The study, which will begin enrollment in fall 2015, will include a cohort of 280 transgender youth with gender dysphoria who seek medical intervention to align their physical bodies with their gender identity.
Study participants will include younger children early in puberty and older adolescents. Younger children will receive gonadotropin-releasing hormone agonists to suspend the puberty process and prevent development of undesired secondary sex characteristics. Adolescents will receive masculinizing or feminizing cross-sex hormones to initiate the puberty process of whatever gender matches their gender identification.
Researchers will evaluate how treatment impacts young children’s mental health, psychological well-being, physiologic parameters and bone health and will document safety of hormone blockers.
Among adolescents, researchers will assess the safety of cross-sex hormones for phenotypic gender transition and evaluate their effects on mental health, psychological well-being and certain metabolic/physiological parameters.

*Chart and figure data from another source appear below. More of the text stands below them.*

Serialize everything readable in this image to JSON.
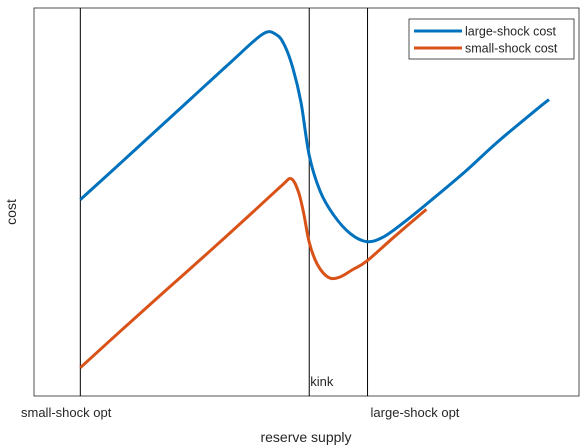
{
  "chart_data": {
    "type": "line",
    "title": "",
    "xlabel": "reserve supply",
    "ylabel": "cost",
    "xlim": [
      0,
      10
    ],
    "ylim": [
      0,
      10
    ],
    "grid": false,
    "legend_position": "top-right",
    "ticks": false,
    "vertical_lines": [
      {
        "x": 0.85,
        "label": "small-shock opt",
        "label_position": "below-axis"
      },
      {
        "x": 5.05,
        "label": "kink",
        "label_position": "inside-bottom"
      },
      {
        "x": 6.12,
        "label": "large-shock opt",
        "label_position": "below-axis"
      }
    ],
    "series": [
      {
        "name": "large-shock cost",
        "color": "#0072BD",
        "x": [
          0.85,
          1.5,
          2.2,
          2.9,
          3.6,
          4.2,
          4.45,
          4.6,
          4.75,
          4.9,
          5.05,
          5.25,
          5.5,
          5.8,
          6.1,
          6.4,
          6.8,
          7.3,
          7.9,
          8.5,
          9.2,
          9.45
        ],
        "y": [
          5.06,
          5.89,
          6.79,
          7.69,
          8.59,
          9.33,
          9.31,
          9.03,
          8.45,
          7.56,
          6.2,
          5.28,
          4.66,
          4.19,
          3.98,
          4.09,
          4.49,
          5.06,
          5.77,
          6.54,
          7.36,
          7.64
        ]
      },
      {
        "name": "small-shock cost",
        "color": "#D95319",
        "x": [
          0.85,
          1.6,
          2.4,
          3.2,
          4.0,
          4.55,
          4.72,
          4.85,
          4.95,
          5.05,
          5.2,
          5.4,
          5.6,
          5.85,
          6.1,
          6.6,
          7.2
        ],
        "y": [
          0.73,
          1.69,
          2.7,
          3.7,
          4.72,
          5.43,
          5.6,
          5.27,
          4.7,
          3.96,
          3.39,
          3.06,
          3.06,
          3.26,
          3.47,
          4.09,
          4.81
        ]
      }
    ]
  }
}
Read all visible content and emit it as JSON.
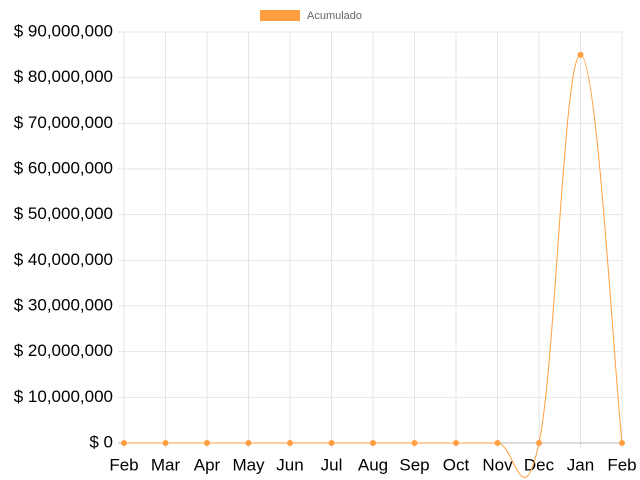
{
  "chart_data": {
    "type": "line",
    "categories": [
      "Feb",
      "Mar",
      "Apr",
      "May",
      "Jun",
      "Jul",
      "Aug",
      "Sep",
      "Oct",
      "Nov",
      "Dec",
      "Jan",
      "Feb"
    ],
    "series": [
      {
        "name": "Acumulado",
        "color": "#ff9f40",
        "values": [
          0,
          0,
          0,
          0,
          0,
          0,
          0,
          0,
          0,
          0,
          0,
          85000000,
          0
        ]
      }
    ],
    "ylim": [
      0,
      90000000
    ],
    "yticks": [
      {
        "value": 0,
        "label": "$ 0"
      },
      {
        "value": 10000000,
        "label": "$ 10,000,000"
      },
      {
        "value": 20000000,
        "label": "$ 20,000,000"
      },
      {
        "value": 30000000,
        "label": "$ 30,000,000"
      },
      {
        "value": 40000000,
        "label": "$ 40,000,000"
      },
      {
        "value": 50000000,
        "label": "$ 50,000,000"
      },
      {
        "value": 60000000,
        "label": "$ 60,000,000"
      },
      {
        "value": 70000000,
        "label": "$ 70,000,000"
      },
      {
        "value": 80000000,
        "label": "$ 80,000,000"
      },
      {
        "value": 90000000,
        "label": "$ 90,000,000"
      }
    ],
    "grid": true,
    "legend": "top"
  }
}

Researchers include Johanna Olson, MD, of Children’s Hospital Los Angeles and the University of Southern California’s Keck School of Medicine, Stephen Rosenthal, MD, of the University of California, San Francisco Benioff Children’s Hospital, Robert Garofalo, MD, MPH, of Ann and Robert H. Lurie Children’s Hospital of Chicago and Northwestern University Feinberg School of Medicine, and Norman Spack, MD, of Boston Children’s Hospital and Harvard Medical School.
“We are pleased to see transgender medicine taking its place on the national health agenda,” Olson said in a press release. “Results of this study will help physicians across the country provide the best and safest possible care for transgender youth.”